So the sands of time shift and Sunday brings us the last Sunday all-in elimination before finals week. We’ve said farewell to Depinder and welcomed Linda to the gantry after she secured the first coveted spot in the finals.
The other six march in through the garden as the music supervisor dials up the foreboding synth chords. “Seven’s never been my lucky number,” Sabina says with a strained smile. “Number one has.”
Tonight they’ll be choosing a single “hero” ingredient, which they’ll use in a round one fast-food challenge, and which the bottom three will then have to create a fine-dining dish around should they end up in round two.
The contestants head into the pantry to find their heroes. Elise chooses sardines, because they’re a Sicilian version of fast food. Pete seems to be channelling me back in my stoner days because “all I can think about is hot chips”.
Tommy is convinced that he’s “so” not a fine-dining guy, so he’s going hell for leather on some Vietnamese street food. Justin is doing Indian-inspired chicken tacos, putting the tip of a ghost pepper in his chicken marinade because he clearly wants to murder Andy.
The judges have a tête-à-tête about fast-food strategy that goes in one of my ears and out the other, largely because Andy has apparently come dressed as “Shades” from That Thing You Do!
Despite vibing on hot chips, Pete is doing the storied fast-food patatas bravas, presumably because he was the type of kid who had carrot sticks at his childhood birthday parties. Jock asks him to close his eyes and think about what the hero of patatas bravas is: the tomato and chorizo sauce, not the potatoes. “I’ll leave you with that,” Jock says as he marches away, Pete’s potato dreams suddenly feeling a whole lot less bravas.
The judges are concerned about Tommy’s salty beef mince and Elise’s sardines, because as Andy notes, “they can look like a bit of a dog’s breakfast”. As if by magic, Elise’s sardines start sticking to their skewers and the hibachi.
Kishwar’s chicken khao soi is “so luxury” (© Andy) that Jock gives 11 out of 10.
Sabina’s sour kingfish curry also stuns. Justin’s Indian chicken tacos reduce Jock’s vocabulary to the word “yes”.

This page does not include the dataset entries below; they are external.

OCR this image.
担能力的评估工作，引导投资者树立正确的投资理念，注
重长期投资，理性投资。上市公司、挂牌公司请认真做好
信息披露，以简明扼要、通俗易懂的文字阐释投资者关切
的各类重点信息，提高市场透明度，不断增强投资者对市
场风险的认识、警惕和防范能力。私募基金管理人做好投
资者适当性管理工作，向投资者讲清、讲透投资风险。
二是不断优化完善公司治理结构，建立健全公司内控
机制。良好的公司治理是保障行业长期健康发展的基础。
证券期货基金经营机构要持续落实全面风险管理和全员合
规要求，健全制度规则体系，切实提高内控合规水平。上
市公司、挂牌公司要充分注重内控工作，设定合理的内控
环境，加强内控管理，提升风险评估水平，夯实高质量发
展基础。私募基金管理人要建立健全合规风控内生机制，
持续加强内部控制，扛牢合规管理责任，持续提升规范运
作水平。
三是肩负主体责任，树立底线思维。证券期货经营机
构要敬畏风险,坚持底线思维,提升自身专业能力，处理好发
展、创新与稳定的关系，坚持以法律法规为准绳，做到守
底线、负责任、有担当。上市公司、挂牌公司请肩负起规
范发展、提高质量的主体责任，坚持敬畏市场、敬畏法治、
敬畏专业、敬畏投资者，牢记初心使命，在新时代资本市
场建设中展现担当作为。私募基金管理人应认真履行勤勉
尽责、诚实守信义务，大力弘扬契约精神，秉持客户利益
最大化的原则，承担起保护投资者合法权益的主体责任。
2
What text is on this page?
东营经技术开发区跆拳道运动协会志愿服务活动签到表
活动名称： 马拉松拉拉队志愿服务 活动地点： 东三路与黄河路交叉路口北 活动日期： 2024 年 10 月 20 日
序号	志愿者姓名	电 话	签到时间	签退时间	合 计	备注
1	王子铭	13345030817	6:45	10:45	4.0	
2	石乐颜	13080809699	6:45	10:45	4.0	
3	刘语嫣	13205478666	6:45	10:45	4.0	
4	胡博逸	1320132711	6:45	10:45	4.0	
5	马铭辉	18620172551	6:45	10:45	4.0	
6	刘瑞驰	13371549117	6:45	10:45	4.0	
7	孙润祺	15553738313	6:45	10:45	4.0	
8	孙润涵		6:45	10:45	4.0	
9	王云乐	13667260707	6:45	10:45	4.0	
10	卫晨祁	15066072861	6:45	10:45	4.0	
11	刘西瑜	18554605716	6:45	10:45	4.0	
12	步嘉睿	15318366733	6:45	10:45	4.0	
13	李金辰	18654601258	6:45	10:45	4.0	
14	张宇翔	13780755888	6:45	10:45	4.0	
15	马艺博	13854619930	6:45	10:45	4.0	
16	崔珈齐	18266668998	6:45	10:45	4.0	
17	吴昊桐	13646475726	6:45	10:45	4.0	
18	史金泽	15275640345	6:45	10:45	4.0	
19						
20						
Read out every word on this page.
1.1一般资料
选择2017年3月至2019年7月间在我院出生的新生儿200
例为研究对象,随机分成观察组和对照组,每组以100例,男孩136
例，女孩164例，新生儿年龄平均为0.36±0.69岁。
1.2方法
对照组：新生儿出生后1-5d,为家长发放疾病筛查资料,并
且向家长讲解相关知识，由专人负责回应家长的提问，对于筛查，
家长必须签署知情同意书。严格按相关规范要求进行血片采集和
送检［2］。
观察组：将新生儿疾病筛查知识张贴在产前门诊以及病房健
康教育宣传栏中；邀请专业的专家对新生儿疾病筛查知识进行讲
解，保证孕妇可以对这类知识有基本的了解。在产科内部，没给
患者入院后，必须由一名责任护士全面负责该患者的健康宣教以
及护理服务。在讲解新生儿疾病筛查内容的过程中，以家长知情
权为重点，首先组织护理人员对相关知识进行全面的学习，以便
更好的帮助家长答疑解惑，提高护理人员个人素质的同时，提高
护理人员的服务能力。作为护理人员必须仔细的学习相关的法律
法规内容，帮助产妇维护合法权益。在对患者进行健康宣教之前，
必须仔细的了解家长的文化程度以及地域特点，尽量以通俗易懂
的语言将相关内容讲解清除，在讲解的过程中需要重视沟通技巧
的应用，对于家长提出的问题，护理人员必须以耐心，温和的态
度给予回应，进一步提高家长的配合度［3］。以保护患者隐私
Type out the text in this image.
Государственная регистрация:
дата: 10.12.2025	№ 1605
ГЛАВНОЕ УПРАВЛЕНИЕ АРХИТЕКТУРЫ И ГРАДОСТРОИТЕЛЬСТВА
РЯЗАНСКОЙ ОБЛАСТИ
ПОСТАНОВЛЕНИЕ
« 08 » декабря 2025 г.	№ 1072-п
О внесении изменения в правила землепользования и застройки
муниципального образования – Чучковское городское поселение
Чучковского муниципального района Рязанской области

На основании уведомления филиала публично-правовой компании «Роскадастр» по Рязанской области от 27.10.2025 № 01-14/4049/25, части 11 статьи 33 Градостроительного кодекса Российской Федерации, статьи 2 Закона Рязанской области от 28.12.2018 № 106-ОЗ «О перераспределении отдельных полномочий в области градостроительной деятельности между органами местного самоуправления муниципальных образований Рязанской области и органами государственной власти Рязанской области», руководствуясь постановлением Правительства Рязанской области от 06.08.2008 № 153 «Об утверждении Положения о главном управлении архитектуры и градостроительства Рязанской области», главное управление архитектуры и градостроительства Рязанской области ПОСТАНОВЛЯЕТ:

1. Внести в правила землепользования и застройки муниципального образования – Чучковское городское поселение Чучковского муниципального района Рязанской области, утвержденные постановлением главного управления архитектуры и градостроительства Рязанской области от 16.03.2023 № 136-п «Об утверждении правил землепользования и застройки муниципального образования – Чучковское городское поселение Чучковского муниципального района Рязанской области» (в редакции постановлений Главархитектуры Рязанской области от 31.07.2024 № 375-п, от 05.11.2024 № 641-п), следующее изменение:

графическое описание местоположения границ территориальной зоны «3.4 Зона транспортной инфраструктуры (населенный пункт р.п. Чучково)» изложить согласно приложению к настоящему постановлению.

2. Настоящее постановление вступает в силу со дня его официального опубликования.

Andy asks Pete why he’s chosen to make patatas bravas for a fast-food challenge, and Pete says he couldn’t make hot chips, to which Jock replies “Mate! You could’ve made me hot chips” and Pete’s face looks like mine does when the hot chips are all gone.
The judges praise Elise’s potato salad, which is another way of telling her that her sardines weren’t caramelised enough. Tommy introduces his bo lá lốt with trademark joy and enthusiasm, but the judges feel the beef mince is overworked.
The votes are in: Kishwar, Justin and Sabina are through to finals week! That means that Tommy, Elise and Pete have 75 minutes to take their hero ingredients to fine-dining town. Perhaps recalling last season’s “there’s no fine dining in Vietnamese cookery” colonial catastrophe, Jock is at pains to note that they’re expecting fine-dining dishes you might eat “anywhere around the world”.
Tommy is going to hero his beef (suits you, sir) by having a beautifully cooked steak on the plate then topping it with a bún bò Huế consommé.
“I’ve never been in a round two cook before,” says Elise, in the vocal tone of a student who just reminded the teacher that they said there was going to be a test.
Pete is doing his version of a Christian Puglisi dish, which he feels revved about until Jock tells him that he’s eaten that very dish and will realise if Pete hasn’t pulled it off. Pete once again looks like he’s reached the bottom of the hot chips box as he suddenly realises he’s got a hibachi covered in potato peels.
Elise is cooking her pasta with five to go, and so traumatised by her round one lack of sardine caramelisation that she decides to blowtorch the hapless fishes this time.
Tommy’s loving his consommé sick: “Damn, son!” But his beef is quite rare, leading Linda to go full Munch’s The Scream on the gantry. Time’s up!
Pete’s fancy potato puree looks a bit like muesli with yoghurt, which evidently means “fine dining”.
Elise plates up her pappardelle with sardines and the music threatens to turn into Max Richter’s Four Seasons, 1 Spring, which at least means it looks good.
The judges love it, but Jock would have liked to see a thinner pasta. Could that be enough to send Elise home?
Tommy presents the fanciest bún bò huế the judges have ever seen, but Andy is worried about the rareness of the beef.
“She’s blue,” Jock says as he cuts up the beef, and when it comes time to deliver the bad news, despite the fact that his BBH consommé was one of the best things the judges had ever eaten, the undercooked steak sends Tommy home.
I don’t want to talk about it!!!! ;_;
What made me cry: “Don’t discount what you have done here and what it means to people,” Mel weeps, farewelling Tommy, which then makes Elise cry “Oh, Mel!” and then everyone cries.